Plusieurs théories avancent que les premières formes de vie possédaient des codes génétiques partiels, utilisant moins de 20 acides aminés. Pour tester cette hypothèse, une équipe de chercheurs de l’Université Columbia et de Harvard a tenté de supprimer l’un des 20 acides aminés actuellement utilisés. Leur première expérience a consisté à modifier une partie du ribosome afin qu’il fonctionne sans l’isoleucine, un acide aminé essentiel.
Pourquoi modifier le code génétique ?
La plupart des recherches dans ce domaine visent à enrichir le code génétique, par exemple en ajoutant plus de 20 acides aminés pour permettre des réactions chimiques innovantes. Cependant, cette étude se concentre sur une approche inverse : réduire le nombre d’acides aminés utilisés.
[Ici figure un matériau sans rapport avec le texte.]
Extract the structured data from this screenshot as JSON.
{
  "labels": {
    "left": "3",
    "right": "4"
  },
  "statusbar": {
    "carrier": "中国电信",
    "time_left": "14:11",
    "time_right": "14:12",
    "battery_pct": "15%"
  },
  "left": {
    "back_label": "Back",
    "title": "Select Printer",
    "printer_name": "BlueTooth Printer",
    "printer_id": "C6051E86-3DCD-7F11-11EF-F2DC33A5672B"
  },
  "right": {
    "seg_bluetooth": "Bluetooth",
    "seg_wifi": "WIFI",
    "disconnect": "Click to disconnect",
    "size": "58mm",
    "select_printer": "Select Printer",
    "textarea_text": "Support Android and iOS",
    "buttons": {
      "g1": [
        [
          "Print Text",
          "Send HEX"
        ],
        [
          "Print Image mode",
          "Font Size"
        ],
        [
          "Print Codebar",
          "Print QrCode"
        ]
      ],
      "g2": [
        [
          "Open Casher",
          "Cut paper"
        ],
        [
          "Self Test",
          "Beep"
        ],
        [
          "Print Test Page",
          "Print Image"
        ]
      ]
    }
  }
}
Les scientifiques cherchent ainsi à comprendre comment le code génétique a pu évoluer à partir de systèmes plus simples. En supprimant l’isoleucine, ils ont démontré qu’il était possible de concevoir un ribosome fonctionnel avec seulement 19 acides aminés. Cette avancée pourrait éclairer les mécanismes ayant conduit à l’émergence des premiers organismes vivants.
Une fenêtre sur les origines de la vie
Cette expérience ne se limite pas à une simple manipulation technique. Elle ouvre des perspectives sur la manière dont la vie a pu apparaître et se diversifier. En recréant des conditions proches de celles des premiers organismes, les chercheurs espèrent reconstituer les étapes clés de l’évolution du code génétique.
Les résultats pourraient également avoir des implications en biologie synthétique, où la simplification des systèmes biologiques est une stratégie courante pour mieux les comprendre et les contrôler.
Cette étude marque une étape importante dans la compréhension des origines de la vie et du fonctionnement des codes génétiques. Les prochaines recherches pourraient explorer d’autres suppressions d’acides aminés ou tester des variantes encore plus anciennes du code.